Cela vaut dans nos quartiers de la politique de la Ville où les inégalités femmes-hommes sont à un niveau devenu inacceptable, comme l'a relevé le Haut conseil à l'égalité entre les femmes et les hommes dans le rapport qu'il m'a remis il y a quelques jours. Avec la nouvelle politique de la ville que je mets en place, l'égalité femmes-hommes deviendra un principe fondamental, décliné notamment dans les futurs contrats de ville.
Les avancées que cette loi permettra de faire sont enfin entièrement destinées à notre Jeunesse. C'est pour elle qu'il nous faut construire ensemble la troisième génération des droits des femmes.
La force de ce texte, c'est qu'il est global, qu'il aborde toutes les problématiques de l'égalité femmes-hommes et que l'effet d'accélération qu'il produira peut s'appuyer sur une dynamique réelle.
Vous avez avec moi construit ce texte, pour rendre les lois effectives et pour créer de nouveaux droits dans chacun des grands champs qui structurent l'action publique pour l'égalité.
Le défi de l'égalité professionnelle, le projet de loi le relève d'abord avec la réforme du congé parental.
Cette réforme, c'est un progrès pour un partage plus équilibré des responsabilités parentales, garante de l'égalité dans les parcours professionnels. Et je me réjouis que votre commission ait souhaité maintenir les facilités qui seront reconnues aux pères pour se rendre à trois examens médicaux obligatoires durant la grossesse.

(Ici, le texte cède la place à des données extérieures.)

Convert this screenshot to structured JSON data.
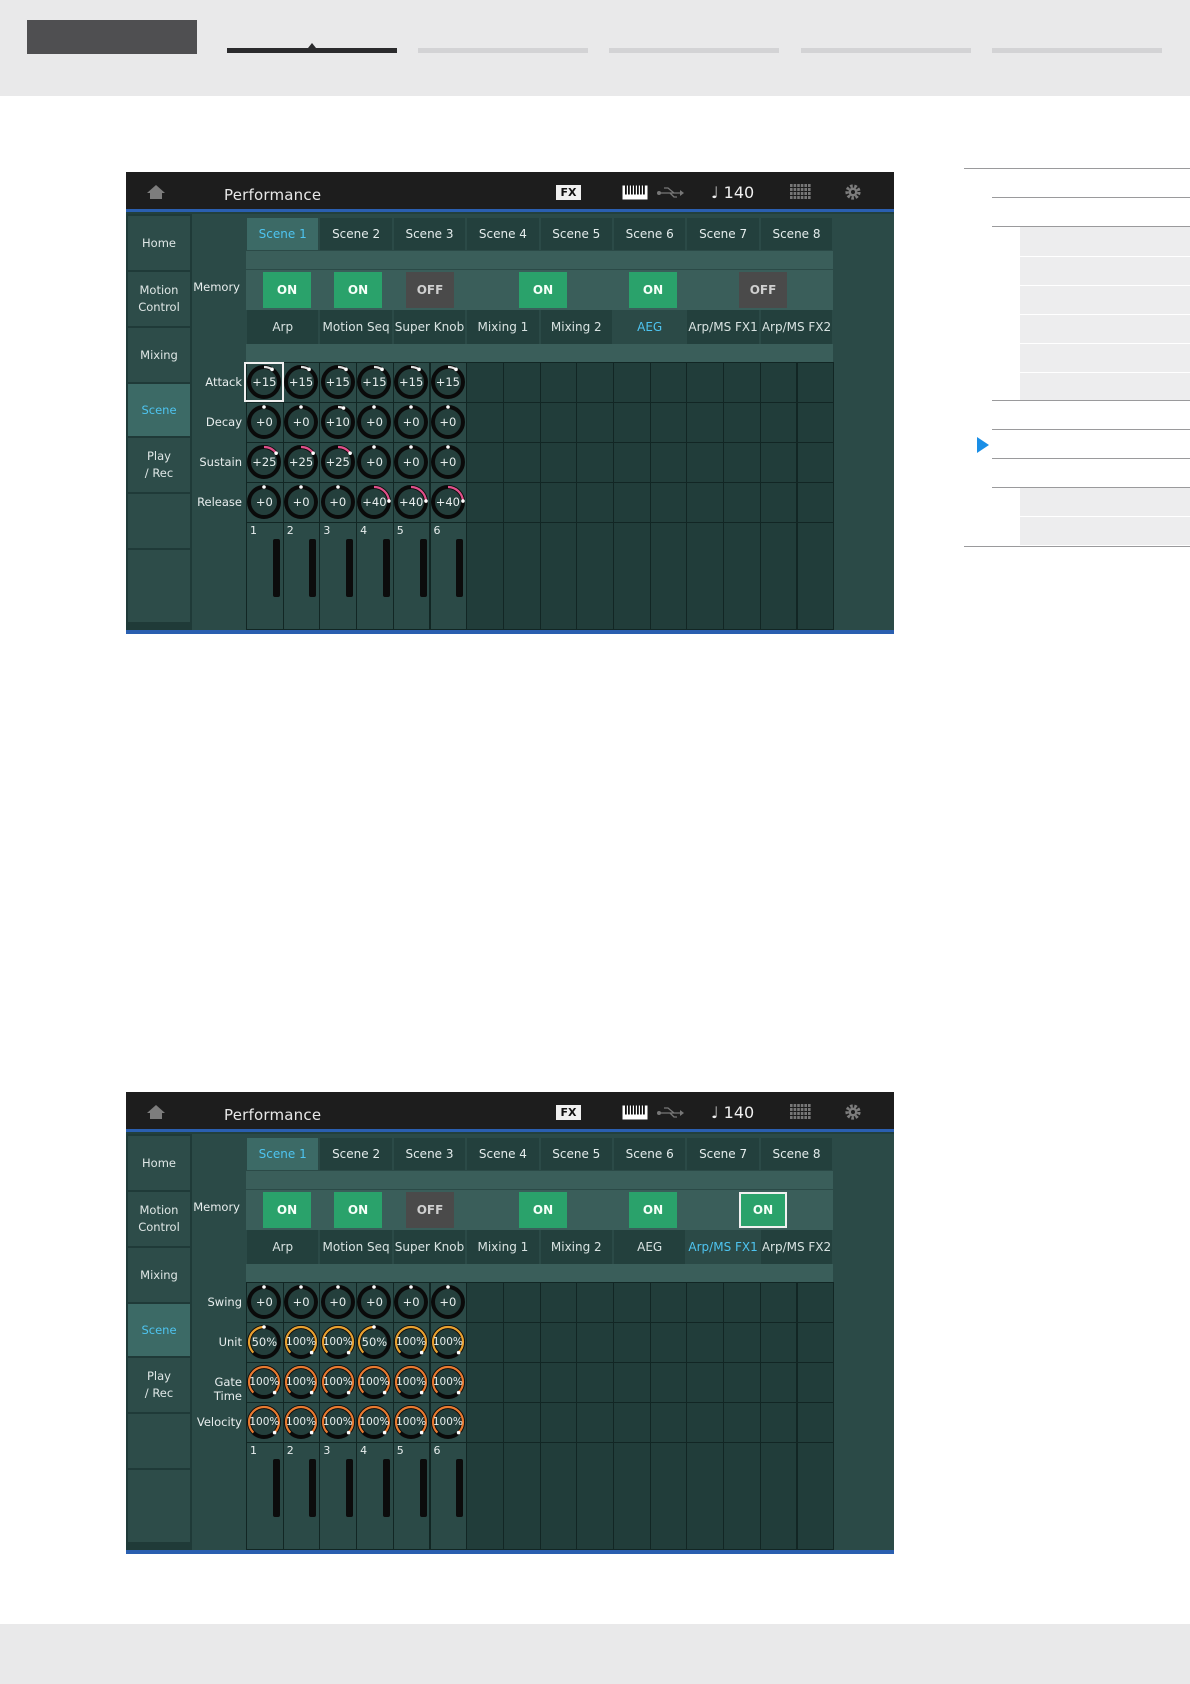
{
  "header": {
    "nav_tabs": [
      "tab-1",
      "tab-2",
      "tab-3",
      "tab-4",
      "tab-5"
    ]
  },
  "screens": [
    {
      "title": "Performance",
      "fx": "FX",
      "tempo": "♩ 140",
      "side": [
        "Home",
        "Motion\nControl",
        "Mixing",
        "Scene",
        "Play\n/ Rec"
      ],
      "side_active": 3,
      "scenes": [
        "Scene 1",
        "Scene 2",
        "Scene 3",
        "Scene 4",
        "Scene 5",
        "Scene 6",
        "Scene 7",
        "Scene 8"
      ],
      "scene_active": 0,
      "memory_label": "Memory",
      "memory": [
        {
          "state": "ON",
          "kind": "on"
        },
        {
          "state": "ON",
          "kind": "on"
        },
        {
          "state": "OFF",
          "kind": "off"
        },
        {
          "state": "ON",
          "kind": "on"
        },
        {
          "state": "ON",
          "kind": "on"
        },
        {
          "state": "OFF",
          "kind": "off"
        }
      ],
      "categories": [
        "Arp",
        "Motion Seq",
        "Super Knob",
        "Mixing 1",
        "Mixing 2",
        "AEG",
        "Arp/MS FX1",
        "Arp/MS FX2"
      ],
      "category_active": 5,
      "rows": [
        {
          "label": "Attack",
          "values": [
            "+15",
            "+15",
            "+15",
            "+15",
            "+15",
            "+15"
          ],
          "level": [
            0.62,
            0.62,
            0.62,
            0.62,
            0.62,
            0.62
          ],
          "color": "#e0e0e0"
        },
        {
          "label": "Decay",
          "values": [
            "+0",
            "+0",
            "+10",
            "+0",
            "+0",
            "+0"
          ],
          "level": [
            0.5,
            0.5,
            0.58,
            0.5,
            0.5,
            0.5
          ],
          "color": "#e0e0e0"
        },
        {
          "label": "Sustain",
          "values": [
            "+25",
            "+25",
            "+25",
            "+0",
            "+0",
            "+0"
          ],
          "level": [
            0.7,
            0.7,
            0.7,
            0.5,
            0.5,
            0.5
          ],
          "color": "#e0508a"
        },
        {
          "label": "Release",
          "values": [
            "+0",
            "+0",
            "+0",
            "+40",
            "+40",
            "+40"
          ],
          "level": [
            0.5,
            0.5,
            0.5,
            0.82,
            0.82,
            0.82
          ],
          "color": "#e0508a"
        }
      ],
      "selected_knob": [
        0,
        0
      ],
      "parts": [
        "1",
        "2",
        "3",
        "4",
        "5",
        "6"
      ]
    },
    {
      "title": "Performance",
      "fx": "FX",
      "tempo": "♩ 140",
      "side": [
        "Home",
        "Motion\nControl",
        "Mixing",
        "Scene",
        "Play\n/ Rec"
      ],
      "side_active": 3,
      "scenes": [
        "Scene 1",
        "Scene 2",
        "Scene 3",
        "Scene 4",
        "Scene 5",
        "Scene 6",
        "Scene 7",
        "Scene 8"
      ],
      "scene_active": 0,
      "memory_label": "Memory",
      "memory": [
        {
          "state": "ON",
          "kind": "on"
        },
        {
          "state": "ON",
          "kind": "on"
        },
        {
          "state": "OFF",
          "kind": "off"
        },
        {
          "state": "ON",
          "kind": "on"
        },
        {
          "state": "ON",
          "kind": "on"
        },
        {
          "state": "ON",
          "kind": "on",
          "selected": true
        }
      ],
      "categories": [
        "Arp",
        "Motion Seq",
        "Super Knob",
        "Mixing 1",
        "Mixing 2",
        "AEG",
        "Arp/MS FX1",
        "Arp/MS FX2"
      ],
      "category_active": 6,
      "rows": [
        {
          "label": "Swing",
          "values": [
            "+0",
            "+0",
            "+0",
            "+0",
            "+0",
            "+0"
          ],
          "level": [
            0.5,
            0.5,
            0.5,
            0.5,
            0.5,
            0.5
          ],
          "color": "#e0e0e0"
        },
        {
          "label": "Unit",
          "values": [
            "50%",
            "100%",
            "100%",
            "50%",
            "100%",
            "100%"
          ],
          "level": [
            0.5,
            1,
            1,
            0.5,
            1,
            1
          ],
          "color": "#e8a030"
        },
        {
          "label": "Gate Time",
          "values": [
            "100%",
            "100%",
            "100%",
            "100%",
            "100%",
            "100%"
          ],
          "level": [
            1,
            1,
            1,
            1,
            1,
            1
          ],
          "color": "#e87a30"
        },
        {
          "label": "Velocity",
          "values": [
            "100%",
            "100%",
            "100%",
            "100%",
            "100%",
            "100%"
          ],
          "level": [
            1,
            1,
            1,
            1,
            1,
            1
          ],
          "color": "#e87a30"
        }
      ],
      "selected_knob": null,
      "parts": [
        "1",
        "2",
        "3",
        "4",
        "5",
        "6"
      ]
    }
  ]
}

Avec la réforme du congé parental et les mesures qui l'accompagnent, nous adaptons enfin nos outils publics d'aide aux parents, à tous les parents : je pense évidemment, à l'effort inédit que nous avons engagé sur l'augmentation en quantité et en qualité des solutions de garde. Mais je pense aussi à l'expérimentation d'un congé optionnel plus court et mieux rémunéré, que nous devrons évaluer précisément ; je pense à la prise en compte dans la nouvelle PREPARE de la situation des parents de jumeaux et triplés, issue du travail de vos assemblées. Je pense enfin à la mise en place du tiers payant pour le Complément de mode de garde pour les parents modestes, que nous préfigurerons en vue de le généraliser.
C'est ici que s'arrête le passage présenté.